Acoustical wave equation from Hamilton's principle It is common to show the features and power of the Hamilton's principle by deriving the equation of vibrating string, membrane etc. using this principle. But I have never seen that used for deriving the (aero-)acoustical wave equation. Could you provide this derivation?
Edit:
I. e. equation for acoustic pressure $p$ or velocity potential  $\Phi$ in d'Alembert's form:
$$
\nabla^2 \Phi - \frac{1}{c_0^2}\partial_{tt} \Phi = 0
$$
 A: It's actually not that complicated for a linear case. Let's derive the 1D wave equation for velocity potential $\Phi$ ($v = \partial_x \Phi$). As usual, $c_0$ denotes the speed of sound.

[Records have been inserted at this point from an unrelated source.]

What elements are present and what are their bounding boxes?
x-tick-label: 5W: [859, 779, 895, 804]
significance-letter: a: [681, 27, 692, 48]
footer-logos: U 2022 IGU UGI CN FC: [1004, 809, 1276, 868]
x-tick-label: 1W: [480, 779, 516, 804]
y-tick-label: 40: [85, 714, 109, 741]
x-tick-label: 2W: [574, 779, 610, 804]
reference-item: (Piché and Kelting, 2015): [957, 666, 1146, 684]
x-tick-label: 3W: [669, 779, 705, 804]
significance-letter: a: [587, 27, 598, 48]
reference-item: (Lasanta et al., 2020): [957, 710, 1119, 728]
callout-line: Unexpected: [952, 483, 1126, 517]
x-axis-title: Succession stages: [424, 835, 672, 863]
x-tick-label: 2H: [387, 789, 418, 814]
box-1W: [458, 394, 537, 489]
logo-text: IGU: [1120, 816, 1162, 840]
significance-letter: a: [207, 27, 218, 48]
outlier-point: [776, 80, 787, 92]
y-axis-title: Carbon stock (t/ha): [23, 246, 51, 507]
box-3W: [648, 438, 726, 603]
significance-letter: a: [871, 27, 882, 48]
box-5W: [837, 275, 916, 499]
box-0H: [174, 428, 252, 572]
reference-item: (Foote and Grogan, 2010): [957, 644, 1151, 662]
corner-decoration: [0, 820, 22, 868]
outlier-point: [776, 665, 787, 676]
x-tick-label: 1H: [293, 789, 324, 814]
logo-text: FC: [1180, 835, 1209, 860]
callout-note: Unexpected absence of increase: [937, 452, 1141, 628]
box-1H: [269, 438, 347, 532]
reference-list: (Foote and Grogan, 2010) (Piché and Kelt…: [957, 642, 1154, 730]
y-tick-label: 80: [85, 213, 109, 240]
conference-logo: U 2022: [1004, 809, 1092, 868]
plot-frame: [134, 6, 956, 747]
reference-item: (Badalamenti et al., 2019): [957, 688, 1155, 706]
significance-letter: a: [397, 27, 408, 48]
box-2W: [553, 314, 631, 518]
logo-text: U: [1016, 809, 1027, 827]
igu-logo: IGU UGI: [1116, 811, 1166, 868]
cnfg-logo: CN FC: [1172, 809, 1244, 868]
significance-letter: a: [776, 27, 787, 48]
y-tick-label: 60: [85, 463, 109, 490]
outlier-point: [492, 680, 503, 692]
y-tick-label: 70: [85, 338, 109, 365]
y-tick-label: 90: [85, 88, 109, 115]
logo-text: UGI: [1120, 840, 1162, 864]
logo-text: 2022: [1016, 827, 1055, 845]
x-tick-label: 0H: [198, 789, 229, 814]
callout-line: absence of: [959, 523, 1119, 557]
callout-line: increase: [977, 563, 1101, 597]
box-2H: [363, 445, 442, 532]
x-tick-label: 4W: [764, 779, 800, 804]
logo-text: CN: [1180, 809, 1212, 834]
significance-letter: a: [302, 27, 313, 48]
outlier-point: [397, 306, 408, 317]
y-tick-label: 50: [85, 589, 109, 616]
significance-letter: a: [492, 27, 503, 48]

The kinetic energy density is obviously
$$
\mathcal{T} = \frac{1}{2}\rho_0\mathcal{v}^2 =  \frac{1}{2}\rho_0\left(\frac{\partial \Phi}{\partial x}\right)^2
$$
Potential energy is derived using work done during changing a test volume using acoustic pressure $p$ (assuming adiabatic behavior). Quantitatively for its density:
$$
\mathcal{V} = \frac{1}{2}\frac{\rho_0}{c_0^2}p^2 = \frac{1}{2}\frac{\rho_0}{c_0^2}\left(\frac{\partial \Phi}{\partial t}\right)^2
$$
Hence the lagrangian:
$$
\mathcal{L} = \frac{1}{2}\rho_0\left(\frac{\partial \Phi}{\partial x}\right)^2 - \frac{1}{2}\frac{\rho_0}{c_0^2}\left(\frac{\partial \Phi}{\partial t}\right)^2
$$
The appropriate Euler-Lagrange equation for minimizing the action integral is:
$$
\frac{\partial \mathcal{L}}{\partial \Phi} = \frac{\mathrm{d}}{\mathrm{d}x}\frac{\partial \mathcal{L}}{\partial (\partial_x \Phi)} + \frac{\mathrm{d}}{\mathrm{d}t}\frac{\partial \mathcal{L}}{\partial (\partial_t \Phi)}
$$
Therefore:
$$
0 = \partial_{xx}\Phi - \frac{1}{c_0^2}\partial_{tt}\Phi
$$
Generalization to 3D case is obvious.